Impala (Aepyceros melampus)


Class: Mammalia
Order: Artiodactyla
Family:    Bovidae
Size:    Height: 30 to 37 inches (75 to 95 cm) to shoulder
Weight: 88 to 176 pounds (40 to 80 kg)
Diet: Grass, plants and berries
Distribution: Southern and Eastern Africa
Young:  1
Animal Predators:  Lions, leopards, cheetahs, wild dogs, pythons, spotted hyenas and crocodiles
IUCN Status: Lower Risk, Conservation Dependent
Terms: Young: Calf   Group: Herd
Lifespan: Up to 17 years in captivity



·       The scientific name is Greek for Aipos—high; keras—horn; melampus black-footed. 

·       Impalas have been known to leap up to 10 feet in the air and 30 feet across when alarmed.

·       Many impalas live in national parks in Africa where they are protected.

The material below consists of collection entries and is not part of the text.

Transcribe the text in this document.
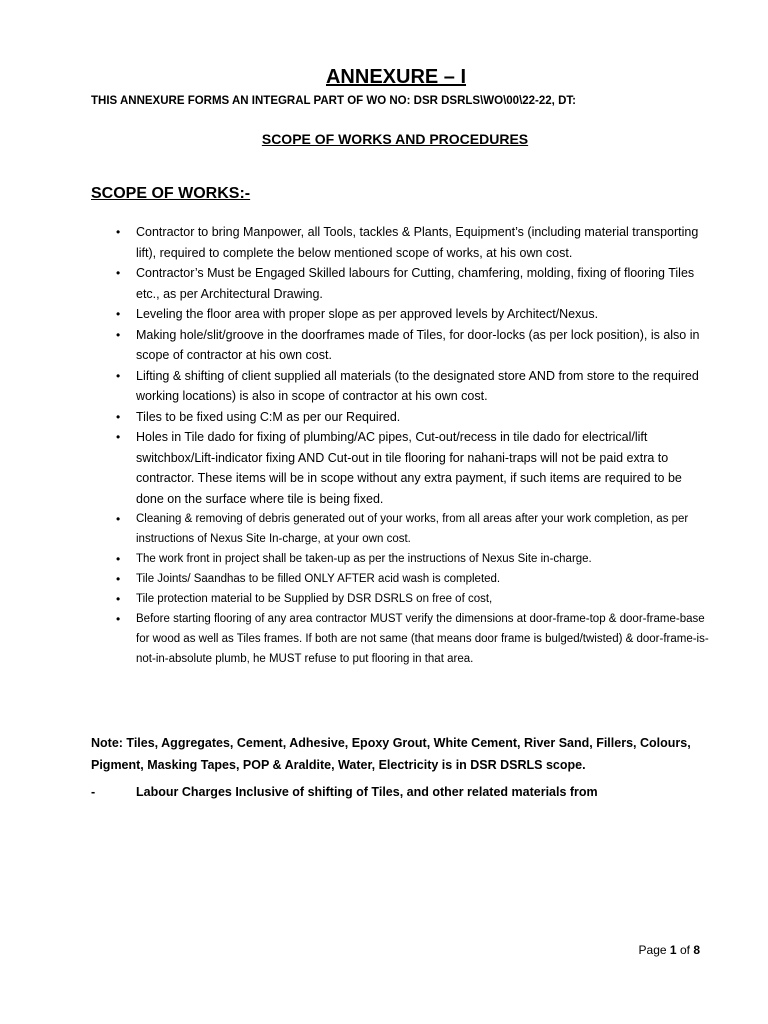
ANNEXURE – I
THIS ANNEXURE FORMS AN INTEGRAL PART OF WO NO: DSR DSRLS\WO\00\22-22, DT:
SCOPE OF WORKS AND PROCEDURES
SCOPE OF WORKS:-
• Contractor to bring Manpower, all Tools, tackles & Plants, Equipment’s (including material transporting lift), required to complete the below mentioned scope of works, at his own cost.
• Contractor’s Must be Engaged Skilled labours for Cutting, chamfering, molding, fixing of flooring Tiles etc., as per Architectural Drawing.
• Leveling the floor area with proper slope as per approved levels by Architect/Nexus.
• Making hole/slit/groove in the doorframes made of Tiles, for door-locks (as per lock position), is also in scope of contractor at his own cost.
• Lifting & shifting of client supplied all materials (to the designated store AND from store to the required working locations) is also in scope of contractor at his own cost.
• Tiles to be fixed using C:M as per our Required.
• Holes in Tile dado for fixing of plumbing/AC pipes, Cut-out/recess in tile dado for electrical/lift switchbox/Lift-indicator fixing AND Cut-out in tile flooring for nahani-traps will not be paid extra to contractor. These items will be in scope without any extra payment, if such items are required to be done on the surface where tile is being fixed.
• Cleaning & removing of debris generated out of your works, from all areas after your work completion, as per instructions of Nexus Site In-charge, at your own cost.
• The work front in project shall be taken-up as per the instructions of Nexus Site in-charge.
• Tile Joints/ Saandhas to be filled ONLY AFTER acid wash is completed.
• Tile protection material to be Supplied by DSR DSRLS on free of cost,
• Before starting flooring of any area contractor MUST verify the dimensions at door-frame-top & door-frame-base for wood as well as Tiles frames. If both are not same (that means door frame is bulged/twisted) & door-frame-is-not-in-absolute plumb, he MUST refuse to put flooring in that area.
Note: Tiles, Aggregates, Cement, Adhesive, Epoxy Grout, White Cement, River Sand, Fillers, Colours, Pigment, Masking Tapes, POP & Araldite, Water, Electricity is in DSR DSRLS scope.
-	Labour Charges Inclusive of shifting of Tiles, and other related materials from
Page 1 of 8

Impalas are graceful animals that live in herds. Both the males and females are similar in appearance, with large ears and eyes, reddish-brown fur on the upper half of their body, with a strip of lighter coloured fur along the mid-section, and a white belly. They have black markings on their tail and on the backs of their thighs. The males have large S-shaped horns that can grow up to three feet in length.

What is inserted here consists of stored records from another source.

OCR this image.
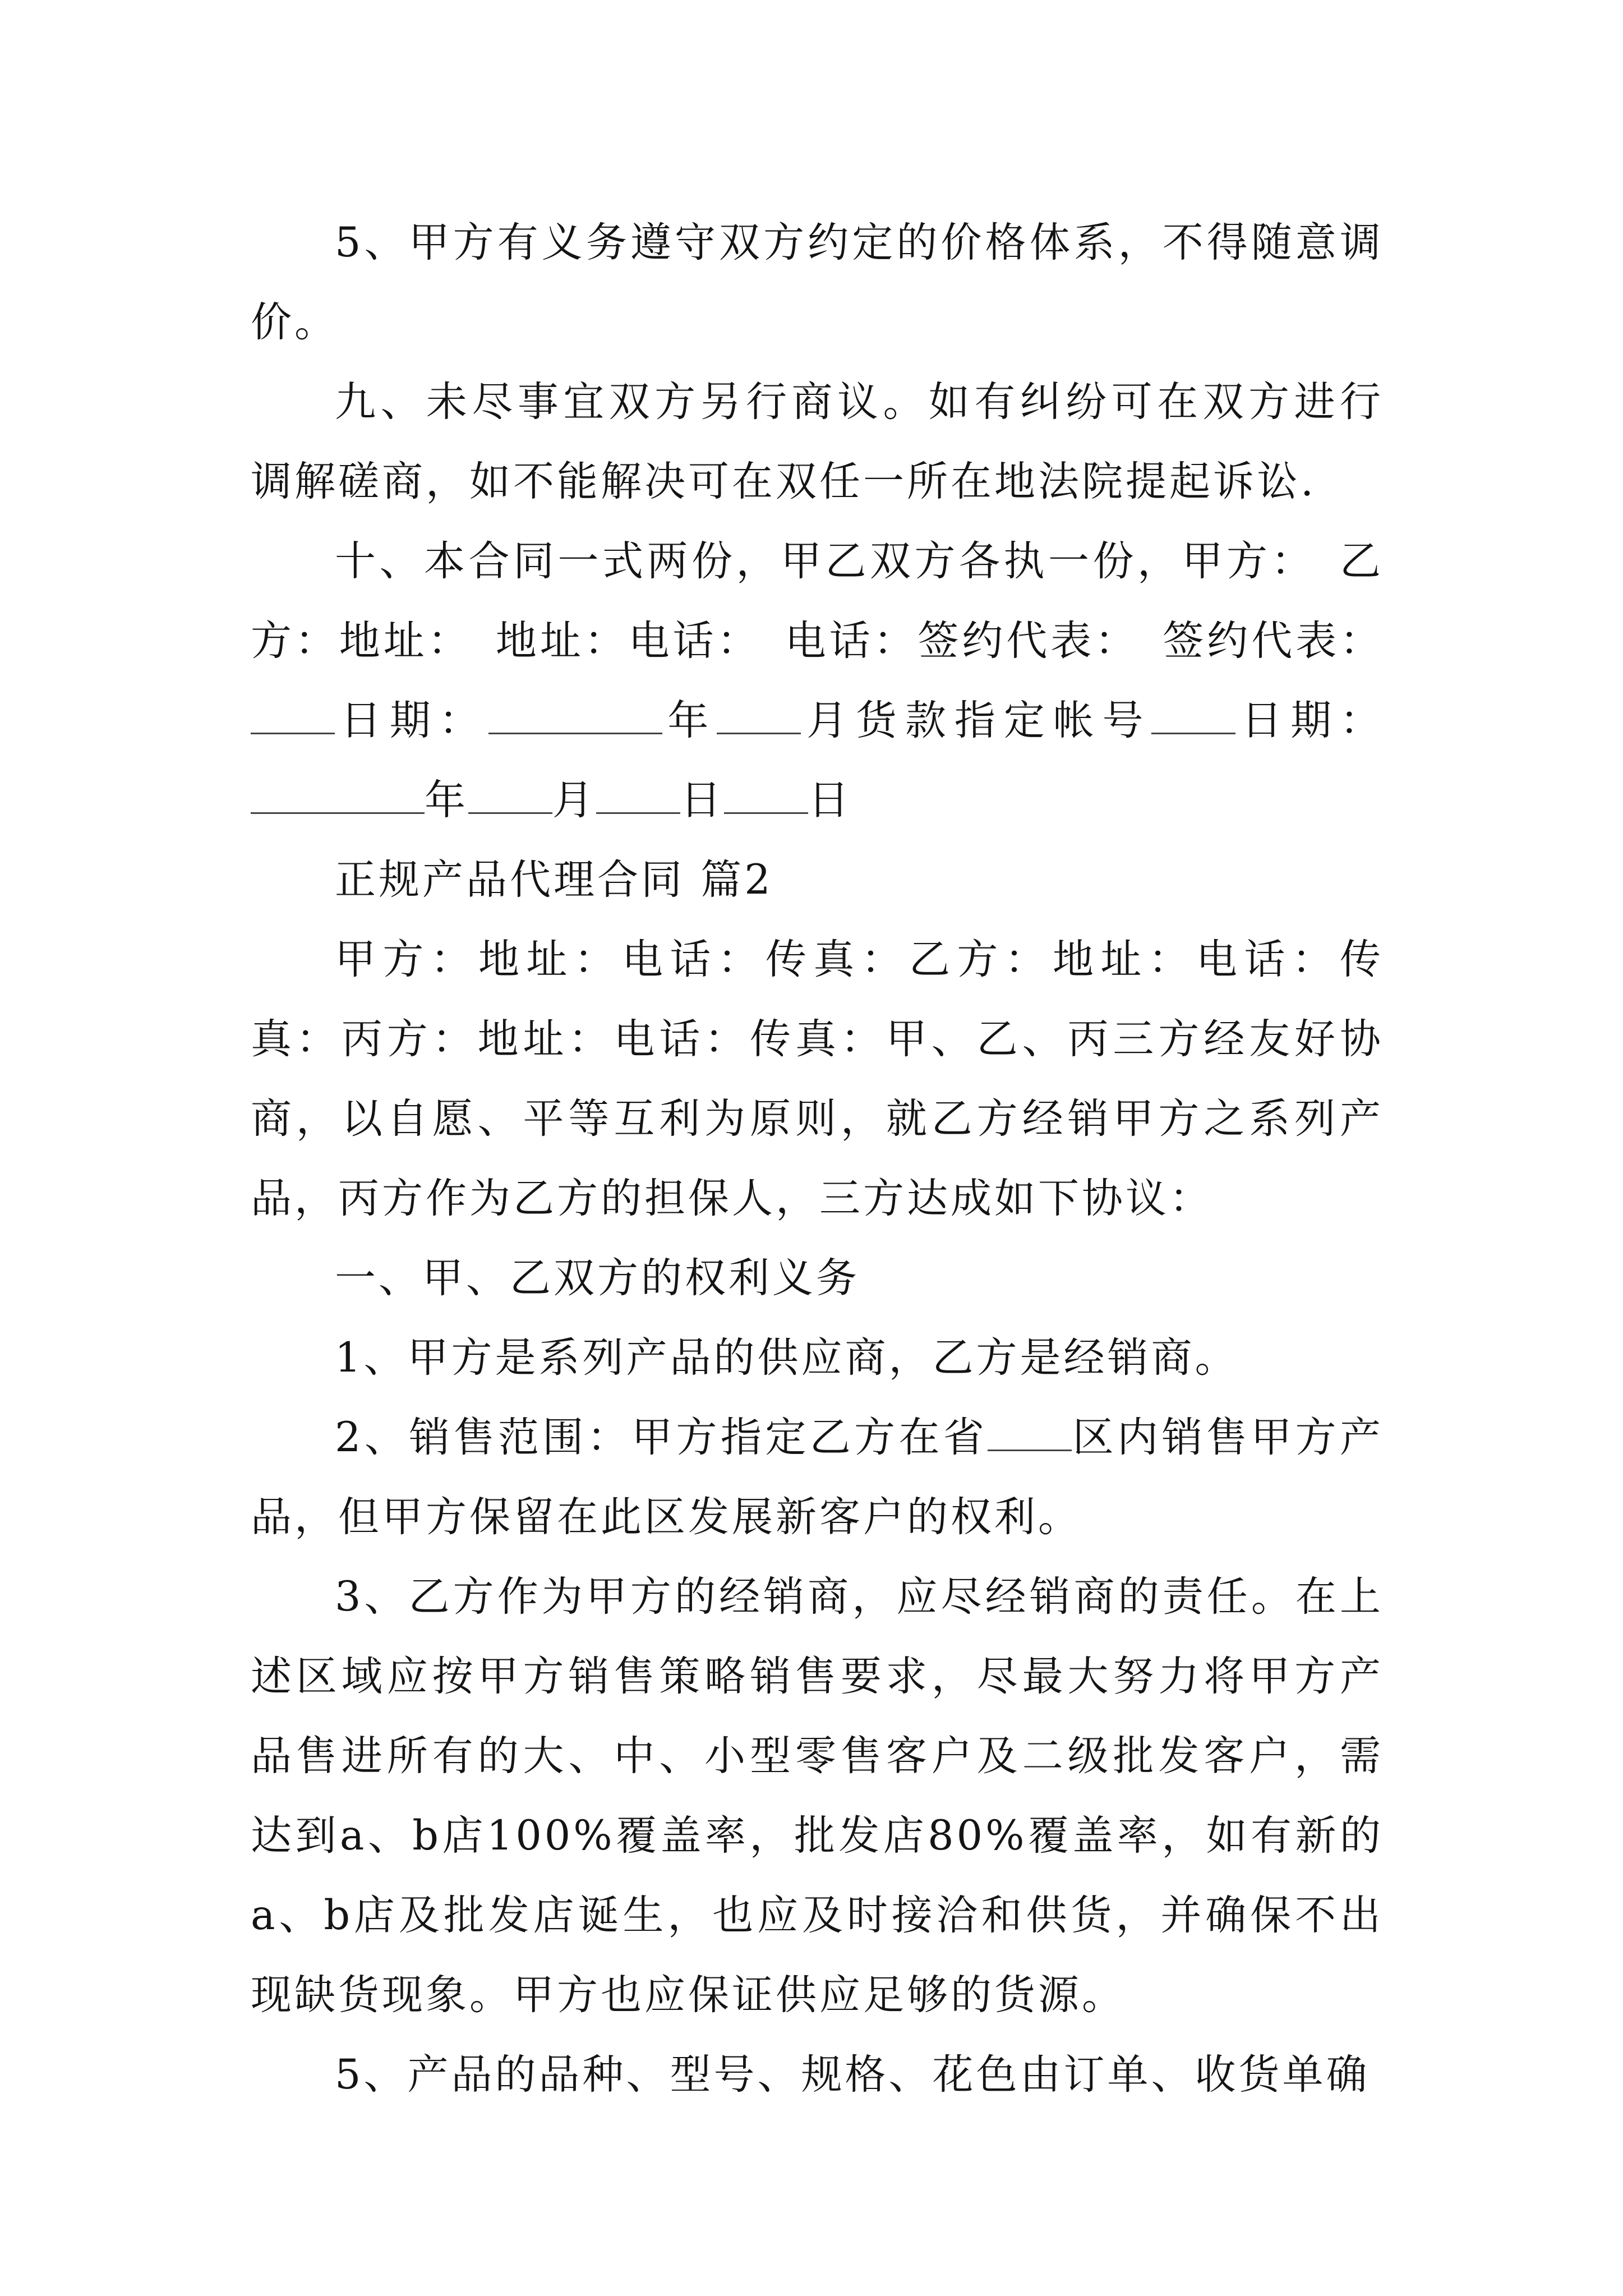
5、甲方有义务遵守双方约定的价格体系，不得随意调价。

九、未尽事宜双方另行商议。如有纠纷可在双方进行调解磋商，如不能解决可在双任一所在地法院提起诉讼.

十、本合同一式两份，甲乙双方各执一份，甲方：　乙方：地址：　地址：电话：　电话：签约代表：　签约代表：日期：	年 月货款指定帐号 日期：年 月 日 日

正规产品代理合同 篇2

甲方：地址：电话：传真：乙方：地址：电话：传真：丙方：地址：电话：传真：甲、乙、丙三方经友好协商，以自愿、平等互利为原则，就乙方经销甲方之系列产品，丙方作为乙方的担保人，三方达成如下协议：

一、甲、乙双方的权利义务

1、甲方是系列产品的供应商，乙方是经销商。

2、销售范围：甲方指定乙方在省 区内销售甲方产品，但甲方保留在此区发展新客户的权利。

3、乙方作为甲方的经销商，应尽经销商的责任。在上述区域应按甲方销售策略销售要求，尽最大努力将甲方产品售进所有的大、中、小型零售客户及二级批发客户，需达到a、b店100%覆盖率，批发店80%覆盖率，如有新的a、b店及批发店诞生，也应及时接洽和供货，并确保不出现缺货现象。甲方也应保证供应足够的货源。

5、产品的品种、型号、规格、花色由订单、收货单确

Impalas can be found in various southern African countries including Zimbabwe, Angola, Namibia, Botswana and South Africa, as well as in eastern African countries such as Tanzania, Kenya and Uganda. They inhabit areas with plenty of cover as well as a water source. 


Feeding Habits

Impalas are usually active during the day, grazing on grass, plants and berries. 

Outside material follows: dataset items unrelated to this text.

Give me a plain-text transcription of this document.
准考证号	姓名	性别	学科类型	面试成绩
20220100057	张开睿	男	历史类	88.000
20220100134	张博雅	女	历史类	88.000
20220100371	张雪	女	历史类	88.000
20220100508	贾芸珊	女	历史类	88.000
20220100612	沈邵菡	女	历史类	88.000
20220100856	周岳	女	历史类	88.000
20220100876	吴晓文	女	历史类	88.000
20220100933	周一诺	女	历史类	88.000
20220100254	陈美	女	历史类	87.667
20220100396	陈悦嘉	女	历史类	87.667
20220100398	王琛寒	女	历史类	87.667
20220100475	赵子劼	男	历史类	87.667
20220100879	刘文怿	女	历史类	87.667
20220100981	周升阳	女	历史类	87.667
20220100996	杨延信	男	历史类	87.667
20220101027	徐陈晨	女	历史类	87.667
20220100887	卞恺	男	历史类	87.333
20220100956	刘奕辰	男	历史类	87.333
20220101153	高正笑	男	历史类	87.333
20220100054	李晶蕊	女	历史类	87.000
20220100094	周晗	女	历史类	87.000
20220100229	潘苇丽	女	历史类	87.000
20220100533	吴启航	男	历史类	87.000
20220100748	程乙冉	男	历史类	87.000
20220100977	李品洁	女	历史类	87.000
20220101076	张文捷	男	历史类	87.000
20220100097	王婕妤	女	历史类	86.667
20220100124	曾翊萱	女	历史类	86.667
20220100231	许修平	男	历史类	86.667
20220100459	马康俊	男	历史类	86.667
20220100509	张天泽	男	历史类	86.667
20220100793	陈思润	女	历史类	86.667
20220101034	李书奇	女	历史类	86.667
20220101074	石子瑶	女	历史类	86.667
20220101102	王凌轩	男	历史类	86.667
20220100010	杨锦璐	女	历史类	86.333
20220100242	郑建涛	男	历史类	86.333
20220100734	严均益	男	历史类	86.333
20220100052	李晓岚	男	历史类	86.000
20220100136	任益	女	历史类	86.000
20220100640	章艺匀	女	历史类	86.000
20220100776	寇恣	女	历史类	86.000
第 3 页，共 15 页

Mating usually occurs in the rainy season, between March and June. Gestation lasts six to seven months, and the female leaves the herd to find a secluded area where she can give birth. Most births result in one calf of approximately 11 pounds. Within the next couple of days the mother and calf rejoin the herd. Within the herd, the calves stay together so they can socialize. The youngsters are fully weaned by four to six months. Most males leave their mother’s herd at about eight months to join a bachelor herd. 



During the dry season, these animals live in large herds of both males and females, but during the wet season they break up into smaller herds. Males form herds of up to 30, while females and juveniles form herds of up to 200, usually led by a dominant male. Dominant males are extremely territorial, and will mark their area using the scent glands found on their foreheads. When approached by a predator, impalas make sudden leaps as they scatter in various directions, in order to confuse the predator as the herd disperses. They also kick out with their back legs upon landing, to further discourage the predator. 



The black-faced impala, a subspecies, is listed by the IUCN as Vulnerable.